(no title)
Jaygles | 8 months ago
It should be illegal to sign someone up to a mailing list without explicit consent. If I create an account with my email, or provide it as a part of a checkout process, you should not have the ability to sign me up to a mailing list without me explicitly opting in via a dedicated checkbox or button (and it should initialize as un-checked of course).

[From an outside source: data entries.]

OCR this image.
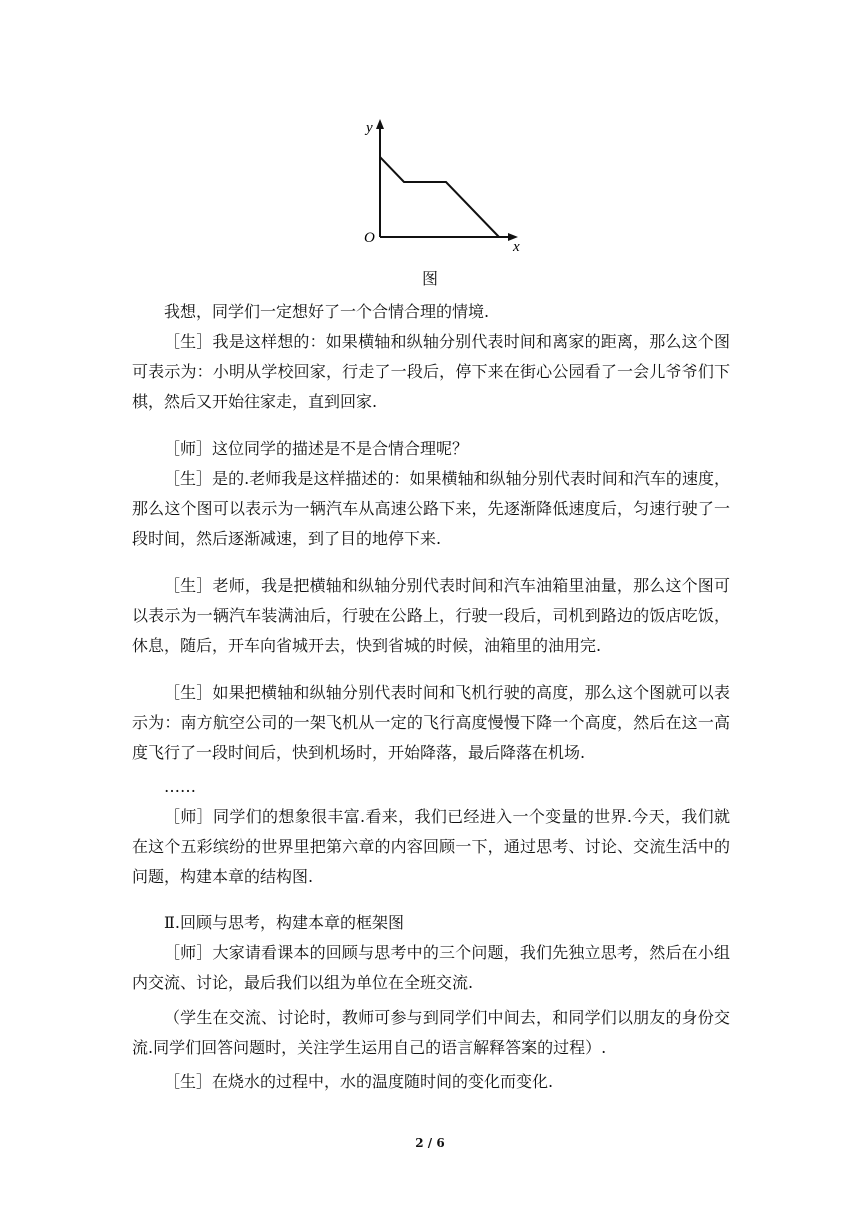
y
x
O
图

我想，同学们一定想好了一个合情合理的情境.

［生］我是这样想的：如果横轴和纵轴分别代表时间和离家的距离，那么这个图可表示为：小明从学校回家，行走了一段后，停下来在街心公园看了一会儿爷爷们下棋，然后又开始往家走，直到回家.

［师］这位同学的描述是不是合情合理呢？

［生］是的.老师我是这样描述的：如果横轴和纵轴分别代表时间和汽车的速度，那么这个图可以表示为一辆汽车从高速公路下来，先逐渐降低速度后，匀速行驶了一段时间，然后逐渐减速，到了目的地停下来.

［生］老师，我是把横轴和纵轴分别代表时间和汽车油箱里油量，那么这个图可以表示为一辆汽车装满油后，行驶在公路上，行驶一段后，司机到路边的饭店吃饭，休息，随后，开车向省城开去，快到省城的时候，油箱里的油用完.

［生］如果把横轴和纵轴分别代表时间和飞机行驶的高度，那么这个图就可以表示为：南方航空公司的一架飞机从一定的飞行高度慢慢下降一个高度，然后在这一高度飞行了一段时间后，快到机场时，开始降落，最后降落在机场.

……

［师］同学们的想象很丰富.看来，我们已经进入一个变量的世界.今天，我们就在这个五彩缤纷的世界里把第六章的内容回顾一下，通过思考、讨论、交流生活中的问题，构建本章的结构图.

Ⅱ.回顾与思考，构建本章的框架图

［师］大家请看课本的回顾与思考中的三个问题，我们先独立思考，然后在小组内交流、讨论，最后我们以组为单位在全班交流.

（学生在交流、讨论时，教师可参与到同学们中间去，和同学们以朋友的身份交流.同学们回答问题时，关注学生运用自己的语言解释答案的过程）.

［生］在烧水的过程中，水的温度随时间的变化而变化.

2 / 6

Breaking the mailing lists into 30 different categories is w/e, but auto opting people in to new categories should also be illegal. Such a scummy dark pattern
arp242|8 months ago
I have no idea how this happened; I just coded a simple form with a basic Turing test ("please enter the number 9 here" works well enough for small sites). Did they forget they subscribe? Did someone else use their email? Did someone typo the email address? Bots? No way for me to know.
JimDabell|8 months ago
Even with the best of intentions, somebody with the email address jim@example.com might inadvertently enter kim@example.com. You don’t want to lose Jim and you don’t want to spam Kim. So the outcome of entering an email address in a form should always be “now check your email to confirm”.
Ciunkos|8 months ago
I am pretty sure they (the pissed of recipients) have never even visited your site. Their emails had been submitted by persistent fraud groups hammering every possible input 24/7 for their scam and spam ops. I observe such behavior on our apps and sites, even those that you would assume no one is even aware of.
Cloudflare’s Turnstile will help you block 90% of such threats, and the final solution is to double-confirm the subscription - this way you can be pretty sure subscribers are there willingly and have not been put in by crooks.